The relationship between love and choice is a more intricate one than many suspect. As anyone who’s been in love knows, one doesn’t choose to be in love; being in love chooses oneself. Thereafter however one can either choose love or not choose love. Love pre-exists choice; then choice becomes requisite for maintaining the love. It’s not love under will and it’s not will under love. Love initiates; will maintains.

Therefore instead of making the error of Kino and blaming love, the duty of intellect and integrity is finding, addressing and resolving oppression, corruption and poison that is made apparent by its appearance. The clarity as to the workings of the time and the place that becomes manifest in the face of emotional truth then becomes the motive force for its improvement. And then not only can love be a reality, but so can honesty and freedom in the time and the place, and the corruption and the oppression within it can be overcome. And that carries a vast array of benefits for the time and the place and everyone in it.

What love makes manifest is then what stands in the way, not only of love, but also of truth and of freedom. In 1990s, the biggest barrier to love was a malicious, sex-hating, beauty-hating, passion-hating perversion of feminism known as political correctness, which was fanned by authors such as Andrea Dworkin and Catherine McKinnon and thrown on the population primarily from centers of higher learning. The women involved in that movement were practicing one side of the Elizabethan script: To have power by rejecting love – and in the process also attacking others’ right to have love likewise, ensuring, by poisoning against love the men and women who took feminism seriously, that women who sought love could only go into relationships with men who were thoroughly patriarchal and had no use for women’s rights at all.
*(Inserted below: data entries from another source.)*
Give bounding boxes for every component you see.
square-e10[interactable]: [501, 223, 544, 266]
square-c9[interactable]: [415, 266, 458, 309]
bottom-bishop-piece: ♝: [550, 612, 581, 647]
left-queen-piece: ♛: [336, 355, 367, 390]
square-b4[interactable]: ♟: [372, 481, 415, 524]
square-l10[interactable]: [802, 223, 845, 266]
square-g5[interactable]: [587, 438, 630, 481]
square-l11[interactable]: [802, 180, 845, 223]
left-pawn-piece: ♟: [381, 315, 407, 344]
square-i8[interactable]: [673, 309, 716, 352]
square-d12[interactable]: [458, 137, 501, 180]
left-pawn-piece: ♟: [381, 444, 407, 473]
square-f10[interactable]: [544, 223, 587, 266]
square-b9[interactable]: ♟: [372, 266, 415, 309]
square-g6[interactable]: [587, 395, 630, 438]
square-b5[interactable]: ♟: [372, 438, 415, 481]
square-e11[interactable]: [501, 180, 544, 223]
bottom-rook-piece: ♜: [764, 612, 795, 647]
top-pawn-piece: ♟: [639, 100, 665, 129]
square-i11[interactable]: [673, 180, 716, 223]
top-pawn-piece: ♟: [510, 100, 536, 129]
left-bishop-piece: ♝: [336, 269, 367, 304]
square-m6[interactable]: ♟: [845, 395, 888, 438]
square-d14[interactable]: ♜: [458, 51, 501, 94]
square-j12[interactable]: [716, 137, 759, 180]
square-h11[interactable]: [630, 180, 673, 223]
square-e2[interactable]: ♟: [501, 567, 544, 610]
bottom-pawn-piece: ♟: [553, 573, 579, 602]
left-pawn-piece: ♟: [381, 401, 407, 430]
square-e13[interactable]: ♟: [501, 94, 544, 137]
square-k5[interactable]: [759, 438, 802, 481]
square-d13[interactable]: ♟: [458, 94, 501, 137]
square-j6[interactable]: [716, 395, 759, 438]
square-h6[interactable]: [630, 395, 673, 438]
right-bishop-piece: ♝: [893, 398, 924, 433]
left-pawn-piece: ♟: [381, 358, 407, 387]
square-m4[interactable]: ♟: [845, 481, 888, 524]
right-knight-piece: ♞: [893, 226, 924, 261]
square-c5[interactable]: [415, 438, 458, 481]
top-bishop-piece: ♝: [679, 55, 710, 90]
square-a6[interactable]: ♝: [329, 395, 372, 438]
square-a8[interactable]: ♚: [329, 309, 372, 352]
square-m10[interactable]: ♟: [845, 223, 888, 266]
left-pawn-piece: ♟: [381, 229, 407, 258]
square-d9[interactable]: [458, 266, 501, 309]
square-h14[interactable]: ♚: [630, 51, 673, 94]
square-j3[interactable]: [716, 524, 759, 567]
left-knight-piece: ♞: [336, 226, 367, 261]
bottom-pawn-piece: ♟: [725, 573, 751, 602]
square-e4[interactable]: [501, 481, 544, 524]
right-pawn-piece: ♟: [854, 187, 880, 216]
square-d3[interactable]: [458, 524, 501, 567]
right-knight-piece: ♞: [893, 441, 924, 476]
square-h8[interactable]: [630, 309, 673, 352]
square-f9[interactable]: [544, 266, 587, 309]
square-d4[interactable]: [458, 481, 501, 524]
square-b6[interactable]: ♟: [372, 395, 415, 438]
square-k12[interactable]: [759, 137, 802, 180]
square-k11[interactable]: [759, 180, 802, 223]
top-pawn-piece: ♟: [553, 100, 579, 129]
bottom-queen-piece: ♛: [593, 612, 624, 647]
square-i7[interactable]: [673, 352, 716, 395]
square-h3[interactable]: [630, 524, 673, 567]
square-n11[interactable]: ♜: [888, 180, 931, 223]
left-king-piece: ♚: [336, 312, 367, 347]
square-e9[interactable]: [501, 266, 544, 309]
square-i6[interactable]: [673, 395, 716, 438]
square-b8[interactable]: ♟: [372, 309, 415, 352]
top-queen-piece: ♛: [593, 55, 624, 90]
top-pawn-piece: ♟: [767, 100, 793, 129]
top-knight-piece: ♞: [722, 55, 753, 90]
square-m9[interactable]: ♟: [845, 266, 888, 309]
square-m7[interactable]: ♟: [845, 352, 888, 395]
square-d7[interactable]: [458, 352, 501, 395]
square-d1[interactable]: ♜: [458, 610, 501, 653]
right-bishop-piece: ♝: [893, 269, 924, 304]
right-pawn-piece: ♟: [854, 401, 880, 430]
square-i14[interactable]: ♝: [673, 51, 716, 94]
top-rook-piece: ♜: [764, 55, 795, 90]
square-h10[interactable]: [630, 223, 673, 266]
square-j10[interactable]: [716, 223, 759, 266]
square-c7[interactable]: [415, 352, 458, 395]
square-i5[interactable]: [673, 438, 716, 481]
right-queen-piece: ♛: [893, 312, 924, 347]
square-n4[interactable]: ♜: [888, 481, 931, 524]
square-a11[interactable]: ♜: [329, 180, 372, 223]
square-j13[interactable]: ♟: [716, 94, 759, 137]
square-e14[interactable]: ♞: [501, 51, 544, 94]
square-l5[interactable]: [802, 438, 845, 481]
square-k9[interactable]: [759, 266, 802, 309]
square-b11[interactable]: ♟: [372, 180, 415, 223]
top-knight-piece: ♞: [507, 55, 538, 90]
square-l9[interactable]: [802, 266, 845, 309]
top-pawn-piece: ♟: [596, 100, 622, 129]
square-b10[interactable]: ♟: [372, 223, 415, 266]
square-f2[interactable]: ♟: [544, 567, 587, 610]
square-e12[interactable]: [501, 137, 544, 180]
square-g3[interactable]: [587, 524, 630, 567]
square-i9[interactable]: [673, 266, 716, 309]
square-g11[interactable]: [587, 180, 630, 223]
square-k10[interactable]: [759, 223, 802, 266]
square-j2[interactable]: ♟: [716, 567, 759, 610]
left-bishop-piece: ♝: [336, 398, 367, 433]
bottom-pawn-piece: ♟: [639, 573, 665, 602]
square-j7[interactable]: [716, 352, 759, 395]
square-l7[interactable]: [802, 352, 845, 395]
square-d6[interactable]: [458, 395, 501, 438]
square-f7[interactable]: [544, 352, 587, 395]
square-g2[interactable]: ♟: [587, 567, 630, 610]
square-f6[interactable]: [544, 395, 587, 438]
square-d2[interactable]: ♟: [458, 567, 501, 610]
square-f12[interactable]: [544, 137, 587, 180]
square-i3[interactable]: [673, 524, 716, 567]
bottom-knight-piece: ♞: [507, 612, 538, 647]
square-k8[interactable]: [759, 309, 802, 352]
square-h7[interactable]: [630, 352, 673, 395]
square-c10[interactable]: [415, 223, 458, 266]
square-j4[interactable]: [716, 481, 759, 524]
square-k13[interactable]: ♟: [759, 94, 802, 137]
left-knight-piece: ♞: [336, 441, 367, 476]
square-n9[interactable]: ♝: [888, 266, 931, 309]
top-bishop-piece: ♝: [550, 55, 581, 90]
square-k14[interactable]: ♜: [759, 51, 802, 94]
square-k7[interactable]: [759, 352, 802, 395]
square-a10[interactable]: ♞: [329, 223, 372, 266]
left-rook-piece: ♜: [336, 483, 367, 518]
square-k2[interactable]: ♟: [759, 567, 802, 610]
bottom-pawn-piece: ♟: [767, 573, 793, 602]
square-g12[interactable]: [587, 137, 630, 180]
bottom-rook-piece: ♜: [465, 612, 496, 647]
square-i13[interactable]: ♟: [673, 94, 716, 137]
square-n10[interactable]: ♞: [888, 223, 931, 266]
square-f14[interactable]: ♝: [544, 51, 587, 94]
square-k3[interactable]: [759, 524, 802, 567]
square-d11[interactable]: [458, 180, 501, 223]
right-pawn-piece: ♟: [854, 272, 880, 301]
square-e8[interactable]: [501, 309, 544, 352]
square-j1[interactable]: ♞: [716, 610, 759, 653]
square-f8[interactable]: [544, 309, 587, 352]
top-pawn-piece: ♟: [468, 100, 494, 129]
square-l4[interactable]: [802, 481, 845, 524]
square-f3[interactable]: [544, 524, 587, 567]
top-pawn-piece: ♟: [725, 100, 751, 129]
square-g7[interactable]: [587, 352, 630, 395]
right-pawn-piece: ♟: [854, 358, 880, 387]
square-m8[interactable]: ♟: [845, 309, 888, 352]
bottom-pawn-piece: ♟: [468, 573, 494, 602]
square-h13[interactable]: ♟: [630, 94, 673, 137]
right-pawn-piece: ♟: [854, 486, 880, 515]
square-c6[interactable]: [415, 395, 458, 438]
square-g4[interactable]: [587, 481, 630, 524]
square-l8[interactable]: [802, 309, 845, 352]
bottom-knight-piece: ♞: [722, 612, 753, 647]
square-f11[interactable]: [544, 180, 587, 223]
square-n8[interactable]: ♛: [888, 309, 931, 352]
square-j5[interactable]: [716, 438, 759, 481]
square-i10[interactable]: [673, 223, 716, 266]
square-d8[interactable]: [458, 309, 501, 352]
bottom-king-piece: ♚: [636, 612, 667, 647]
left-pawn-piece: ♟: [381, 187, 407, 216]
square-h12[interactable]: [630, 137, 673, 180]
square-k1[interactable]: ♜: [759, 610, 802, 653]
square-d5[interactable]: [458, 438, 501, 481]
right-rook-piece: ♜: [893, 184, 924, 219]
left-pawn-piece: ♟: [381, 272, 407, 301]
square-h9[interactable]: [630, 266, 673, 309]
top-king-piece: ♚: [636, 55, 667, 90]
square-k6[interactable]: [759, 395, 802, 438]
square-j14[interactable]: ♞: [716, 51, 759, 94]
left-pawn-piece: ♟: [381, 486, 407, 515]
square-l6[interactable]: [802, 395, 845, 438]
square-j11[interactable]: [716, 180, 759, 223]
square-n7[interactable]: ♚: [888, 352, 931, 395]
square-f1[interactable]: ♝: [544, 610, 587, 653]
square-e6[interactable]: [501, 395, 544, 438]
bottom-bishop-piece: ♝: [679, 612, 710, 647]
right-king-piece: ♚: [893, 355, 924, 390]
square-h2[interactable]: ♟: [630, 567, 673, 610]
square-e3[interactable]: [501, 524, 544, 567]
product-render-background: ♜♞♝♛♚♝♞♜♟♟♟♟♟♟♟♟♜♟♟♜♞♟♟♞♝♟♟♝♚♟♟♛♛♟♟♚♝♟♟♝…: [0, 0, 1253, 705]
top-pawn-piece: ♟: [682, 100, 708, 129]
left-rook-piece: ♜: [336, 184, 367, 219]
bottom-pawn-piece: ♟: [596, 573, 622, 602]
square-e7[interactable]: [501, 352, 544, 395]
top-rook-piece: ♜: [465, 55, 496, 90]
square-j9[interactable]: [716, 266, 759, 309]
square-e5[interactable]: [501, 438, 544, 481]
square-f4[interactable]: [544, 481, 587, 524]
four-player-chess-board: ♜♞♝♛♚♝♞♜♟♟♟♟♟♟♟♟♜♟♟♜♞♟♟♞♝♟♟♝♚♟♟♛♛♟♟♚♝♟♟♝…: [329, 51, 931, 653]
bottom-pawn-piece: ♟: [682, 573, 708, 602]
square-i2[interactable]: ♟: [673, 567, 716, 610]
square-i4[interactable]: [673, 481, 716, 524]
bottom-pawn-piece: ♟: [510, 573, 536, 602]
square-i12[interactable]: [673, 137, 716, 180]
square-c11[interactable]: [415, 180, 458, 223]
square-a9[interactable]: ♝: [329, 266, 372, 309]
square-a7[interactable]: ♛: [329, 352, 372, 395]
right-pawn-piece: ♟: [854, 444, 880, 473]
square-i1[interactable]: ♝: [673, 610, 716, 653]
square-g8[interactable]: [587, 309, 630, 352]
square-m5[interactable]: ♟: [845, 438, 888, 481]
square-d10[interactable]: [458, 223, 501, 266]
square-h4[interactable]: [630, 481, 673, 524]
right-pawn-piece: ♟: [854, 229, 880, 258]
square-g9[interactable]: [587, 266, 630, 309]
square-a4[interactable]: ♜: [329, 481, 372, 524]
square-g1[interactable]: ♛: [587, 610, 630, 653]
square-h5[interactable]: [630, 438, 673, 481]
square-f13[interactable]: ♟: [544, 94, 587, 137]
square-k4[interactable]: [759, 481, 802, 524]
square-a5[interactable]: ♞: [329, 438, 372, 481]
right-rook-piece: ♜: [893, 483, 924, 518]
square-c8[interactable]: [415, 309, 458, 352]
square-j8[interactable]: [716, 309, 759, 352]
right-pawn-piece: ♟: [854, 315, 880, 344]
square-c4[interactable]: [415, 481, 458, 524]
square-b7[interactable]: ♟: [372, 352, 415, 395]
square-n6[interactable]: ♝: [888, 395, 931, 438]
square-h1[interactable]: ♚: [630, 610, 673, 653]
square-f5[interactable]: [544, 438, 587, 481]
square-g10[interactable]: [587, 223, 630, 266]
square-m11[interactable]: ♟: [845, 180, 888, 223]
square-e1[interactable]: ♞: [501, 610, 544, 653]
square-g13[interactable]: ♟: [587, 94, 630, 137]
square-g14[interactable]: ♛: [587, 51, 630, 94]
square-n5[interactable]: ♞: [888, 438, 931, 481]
Presently, the greatest problem comes not from feminism but from mens’ movements. The violent men who got together in anger management groups – groups such as Black Shirts who assault women who’ve left wife-beaters – men’s movements led by such figures as Ash Patil and Barry Williams in Australia, Michael Murphy in Canada, and the late Dr.Richard Gardner in America who was the author of the fictional Parental Alienation Syndrome – the corrupt courts that want to force family cohesion at the price of dignity, integrity, human rights and factual truth – and the people who think that family values and Christianity means beating one’s wife and molesting one’s children and forcing both to put up with such things all their life and on through generations – constitute now an even greater danger to love, but more importantly to truth and transparency. And while the men’s movement came as a reaction to 1990s feminism, in fact both are similar in their totalitarian intent, oppressive character, and corrupt and malicious tactics. And it is once again when there are manifestations of love that such are activated and show to the whole world what they truly are, where they intend to take the countries in which they operate, and where many of them have actually taken these countries.

Australia, where I have resided since October 2006, has a well-earned reputation for abusive treatment of women. One common joke is, “An American turns to his wife and says, ‘Pass the sugar, sugar.’ An Englishman turns to his wife and says, ‘Pass the honey, honey.’ An Australian turns to his wife and says, ‘Pass the tea, bag.’” For women involved in situations of family violence, whether in Australia or any place else, this is no laughing matter. Not only is real, ongoing, brutality faced by hundreds of millions of women, but it is when they attempt to break free from the violence that the real torture begins.

Two years ago, a man named Arthur Freeman, who was on an access visit with his four-year-old daughter Darcy, threw her off Melbourne’s West Gate Bridge. The child’s mother had warned the court about Mr. Freeman’s violence; the court disregarded her warnings. It turns out that filicide and matricide is more common than anyone suspects, and in America alone four mothers and nine children die daily as a result of it. In Australia, the numbers are not as easy to come by any more because in New South Wales, by far Australia’s most populous state, the fathers have the right to suppress coroners’ records when they have committed filicide.